Poza dwoma w USA, niczym nie odstające od tych w Polsce…
Jak by w USA jednego, czy drugiego tak efektownie pobił dostałby szansę.
Wolak w USA pokazuje że europejski bokser może zrobić karierę. Wolak był na dobrej drodze ale ciężkiej pracy na budowie z treningami bokserskimi ni jak nie dało się połączyć.
Zresztą Wolaka nie można porównywać do geniusza jakim jest Proksa.
Proksa by wyjechał do USA ale z rodziną. Tyle że kto go tam utrzyma, pójdzie pracować na budowie? W Polsce ma jakieś pieniądze i w okresach jak nie walczył miał z czego żyć.
Nie ma parcia żeby jechać do USA, tam walczyć i się rozwijać.
A ktoś go powinien zmusić bo szkoda talentu.
Czy Proksa zawaczy w Polsce?
Kto zorganizuje galę-promotor (mówi że nie ma pieniędzy)?
Kto na to wyłoży pieniądze- promotor (mówi że nie ma pieniędzy)?
Jaka telewizja to pokaże- Nsport czy Sportclub (wykupią prawa?)?
Na razie nie ma szans.
Proksa osobiście nie negocjował swojego kontraktu. W jego imieniu robił to Zbarski.
Zbarski załatwił sobie kontrakt, nie Proksie.
Jakich bokserów ma jeszcze Zbarski w swojej grupie?
Te 7 lat, nic Proksy nie nauczyło. Podpisał kolejny cyrograf…
Ja zakladam,ze Proksa wie co robi ,decydujac sie na kontrakt z Matchroom.Byc moze otrzymal jakies plany na dluzsza perspektywe sam czytalem wypowiedz Hearna,ze bedzie sie staral o walke mistrzowska dla Proksy w ciagu roku.Proksa jest lepszym piesciarzem od Sosnowskiego,Harrisona i Barkera czy McCloskeya a wszyscy oni dostali swoja szanse dzieki wplywom Barrego Hearna.Grzegorz do tej pory (oprocz Sylvestra)walczyl ze slabymi albo bardzo slabymi rywalami i ten Hope pewnie bedzie jednym z jego lepszych przeciwnikow.Potem juz trzeba podnosic poprzeczke.Waga srednia jest bardzo mocno obsadzona na Wyspach i jesliby udalo sie Hearnowi zakontraktowac walke z kims z trojki Murray,Barker czy nawet ewentualnie po walce z Martinezem Macklin to bylby duzy krok naprzod.Wszyscy walczyli juz o pasy powaznych federacji i kazdy w chwili obecnej prezentuje wyzszy poziom sportowy niz Sylvester.Takze panowie jeszcze wstrzymajmy sie troche z gorzkimi zalami i dajmy Proksie i jego bossom troche czasu.

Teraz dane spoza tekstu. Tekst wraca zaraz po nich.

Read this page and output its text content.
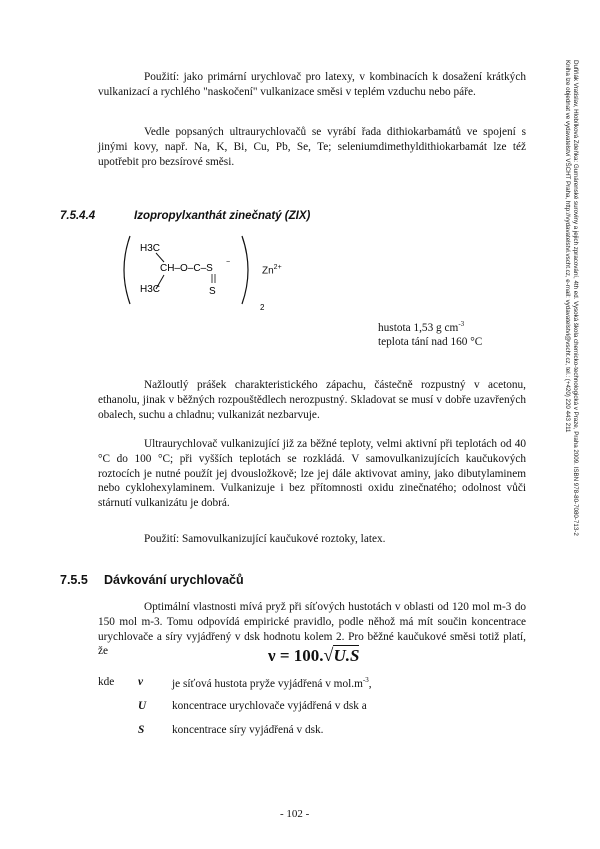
Dufiňák Vratislav, Hlobílková Zdeňka: Gumárenské suroviny a jejich zpracování, 4th ed. Vysoká škola chemicko-technologická v Praze, Praha 2009. ISBN 978-80-7080-713-2
Kniha lze objednat ve vydavatelství VŠCHT Praha, http://vydavatelstvi.vscht.cz, e-mail: vydavatelstvi@vscht.cz, tel.: (+420) 220 443 211

Použití: jako primární urychlovač pro latexy, v kombinacích k dosažení krátkých vulkanizací a rychlého "naskočení" vulkanizace směsi v teplém vzduchu nebo páře.

Vedle popsaných ultraurychlovačů se vyrábí řada dithiokarbamátů ve spojení s jinými kovy, např. Na, K, Bi, Cu, Pb, Se, Te; seleniumdimethyldithiokarbamát lze též upotřebit pro bezsírové směsi.

7.5.4.4	Izopropylxanthát zinečnatý (ZIX)
H3C
CH–O–C–S
−
H3C	S
2
$Zn^{2+}$
hustota 1,53 g $cm^{-3}$
teplota tání nad 160 °C

Nažloutlý prášek charakteristického zápachu, částečně rozpustný v acetonu, ethanolu, jinak v běžných rozpouštědlech nerozpustný. Skladovat se musí v dobře uzavřených obalech, suchu a chladnu; vulkanizát nezbarvuje.

Ultraurychlovač vulkanizující již za běžné teploty, velmi aktivní při teplotách od 40 °C do 100 °C; při vyšších teplotách se rozkládá. V samovulkanizujících kaučukových roztocích je nutné použít jej dvousložkově; lze jej dále aktivovat aminy, jako dibutylaminem nebo cyklohexylaminem. Vulkanizuje i bez přítomnosti oxidu zinečnatého; odolnost vůči stárnutí vulkanizátu je dobrá.

Použití: Samovulkanizující kaučukové roztoky, latex.

7.5.5 Dávkování urychlovačů

Optimální vlastnosti mívá pryž při síťových hustotách v oblasti od 120 mol m-3 do 150 mol m-3. Tomu odpovídá empirické pravidlo, podle něhož má mít součin koncentrace urychlovače a síry vyjádřený v dsk hodnotu kolem 2. Pro běžné kaučukové směsi totiž platí, že	ν = 100.√U.S
kde ν	je síťová hustota pryže vyjádřená v $mol.m^{-3}$,
U koncentrace urychlovače vyjádřená v dsk a
S koncentrace síry vyjádřená v dsk.
- 102 -
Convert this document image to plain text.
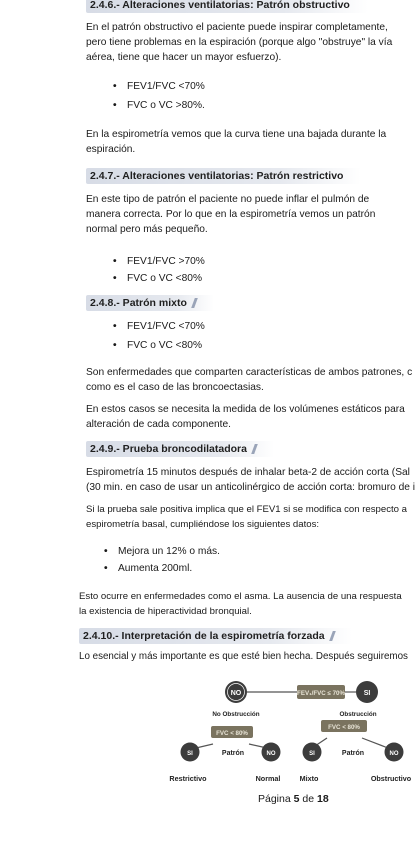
2.4.6.- Alteraciones ventilatorias: Patrón obstructivo
En el patrón obstructivo el paciente puede inspirar completamente,
pero tiene problemas en la espiración (porque algo "obstruye" la vía
aérea, tiene que hacer un mayor esfuerzo).
• FEV1/FVC <70%
• FVC o VC >80%.
En la espirometría vemos que la curva tiene una bajada durante la
espiración.
2.4.7.- Alteraciones ventilatorias: Patrón restrictivo
En este tipo de patrón el paciente no puede inflar el pulmón de
manera correcta. Por lo que en la espirometría vemos un patrón
normal pero más pequeño.
• FEV1/FVC >70%
• FVC o VC <80%
2.4.8.- Patrón mixto
• FEV1/FVC <70%
• FVC o VC <80%
Son enfermedades que comparten características de ambos patrones, c
como es el caso de las broncoectasias.
En estos casos se necesita la medida de los volúmenes estáticos para
alteración de cada componente.
2.4.9.- Prueba broncodilatadora
Espirometría 15 minutos después de inhalar beta-2 de acción corta (Sal
(30 min. en caso de usar un anticolinérgico de acción corta: bromuro de i
Si la prueba sale positiva implica que el FEV1 si se modifica con respecto a
espirometría basal, cumpliéndose los siguientes datos:
• Mejora un 12% o más.
• Aumenta 200ml.
Esto ocurre en enfermedades como el asma. La ausencia de una respuesta
la existencia de hiperactividad bronquial.
2.4.10.- Interpretación de la espirometría forzada
Lo esencial y más importante es que esté bien hecha. Después seguiremos
NO	FEV₁/FVC ≤ 70%	SI
No Obstrucción	Obstrucción
FVC < 80%
FVC < 80%
SI	Patrón	NO	SI	Patrón	NO
Restrictivo	Normal	Mixto	Obstructivo
Página 5 de 18
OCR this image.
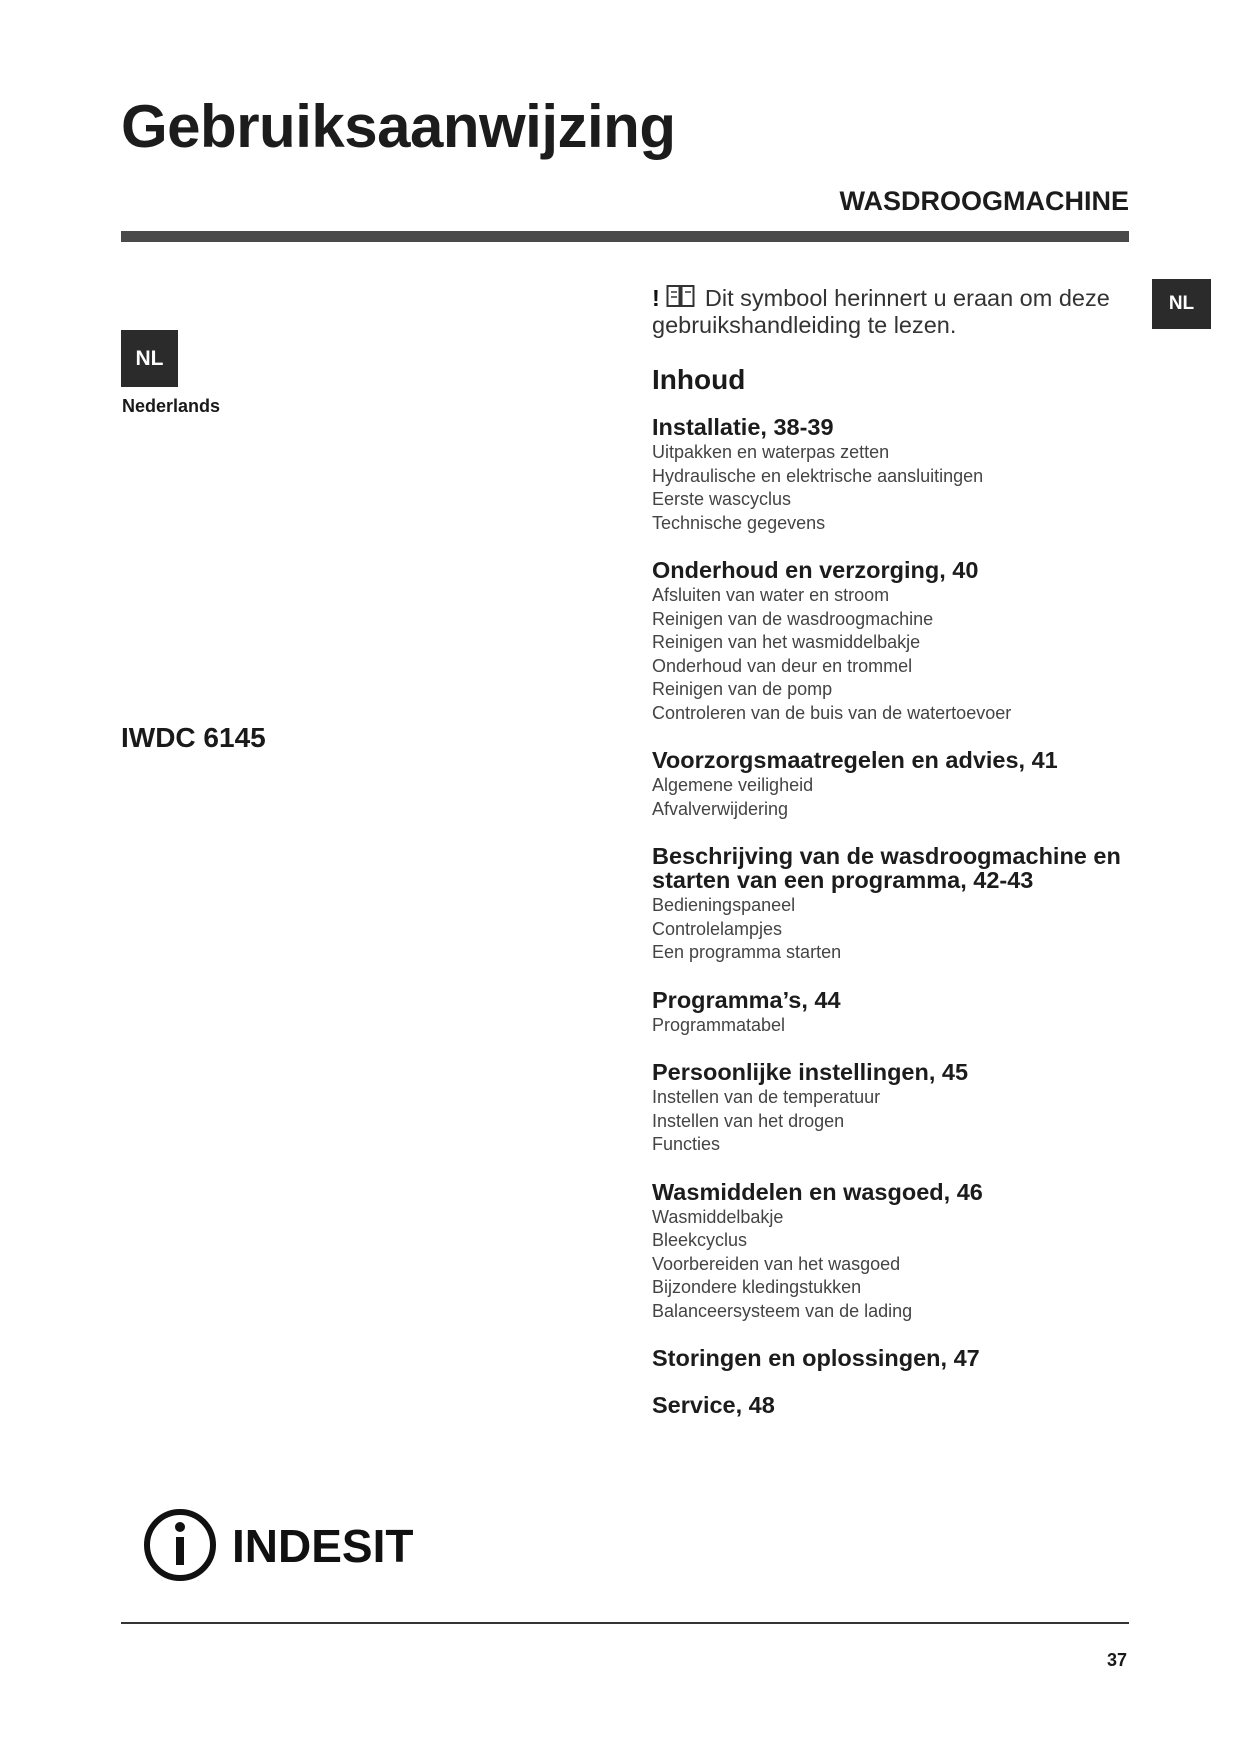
Gebruiksaanwijzing
WASDROOGMACHINE
NL
Nederlands
NL
IWDC 6145
! Dit symbool herinnert u eraan om deze gebruikshandleiding te lezen.
Inhoud
Installatie, 38-39
Uitpakken en waterpas zetten
Hydraulische en elektrische aansluitingen
Eerste wascyclus
Technische gegevens
Onderhoud en verzorging, 40
Afsluiten van water en stroom
Reinigen van de wasdroogmachine
Reinigen van het wasmiddelbakje
Onderhoud van deur en trommel
Reinigen van de pomp
Controleren van de buis van de watertoevoer
Voorzorgsmaatregelen en advies, 41
Algemene veiligheid
Afvalverwijdering
Beschrijving van de wasdroogmachine en starten van een programma, 42-43
Bedieningspaneel
Controlelampjes
Een programma starten
Programma’s, 44
Programmatabel
Persoonlijke instellingen, 45
Instellen van de temperatuur
Instellen van het drogen
Functies
Wasmiddelen en wasgoed, 46
Wasmiddelbakje
Bleekcyclus
Voorbereiden van het wasgoed
Bijzondere kledingstukken
Balanceersysteem van de lading
Storingen en oplossingen, 47
Service, 48
INDESIT
37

Sportowy talent Proksy jest odwrotnie proporcjonalny do talentu biznesowego.
Ja uwazam ,ze Proksa jest swietnym bokserem i na tyle bystrym gosciem,ze postawi na wlasciwych ludzi.A swoja droga jesli nie cenisz inteligencji Grzegorza ,az strach zapytac co myslisz o intelekcie innych piesciarzy?
W każdym bądz razie ktoś powinien zaryzykować i wystawić kase na Prokse bo napewno na Proksie się ona zwróci i to z nawiązką !
Oby tylko ten talent nie został zmarnowany - bo my Polacy jesteśmy w tym mistrzami.
Problem polega na tym ze środowisko boksu zawodowego rządzi sie wlasnymi potrzebami na rzecz załatwiania swoich potrzeb,dominowania bycia najlepszym etc. Analiza rynku jest prosta Yale i pan Krzysztof ustalili zasady: opanowć rynek.Grabarze bo tak nalerzy ich nazwać,zapytacie dlaczego? dlatego że ci " znawcy" nie maja zadnych skrupułów. Dlaczego?. Przykład Poroksy odzwierciedla całą sytuacje. Pan Krzysztof kasuje procenty nie inwestuje własych pieniędzy bo jest golas. Wrócił na rynek polski po paru latach. Lista ludzi których wykończył jest długa. Wawrzyczek to pierwsza ofiara. Podpisany weksel na pieniądze, których nigdy nie otrzymał.!!!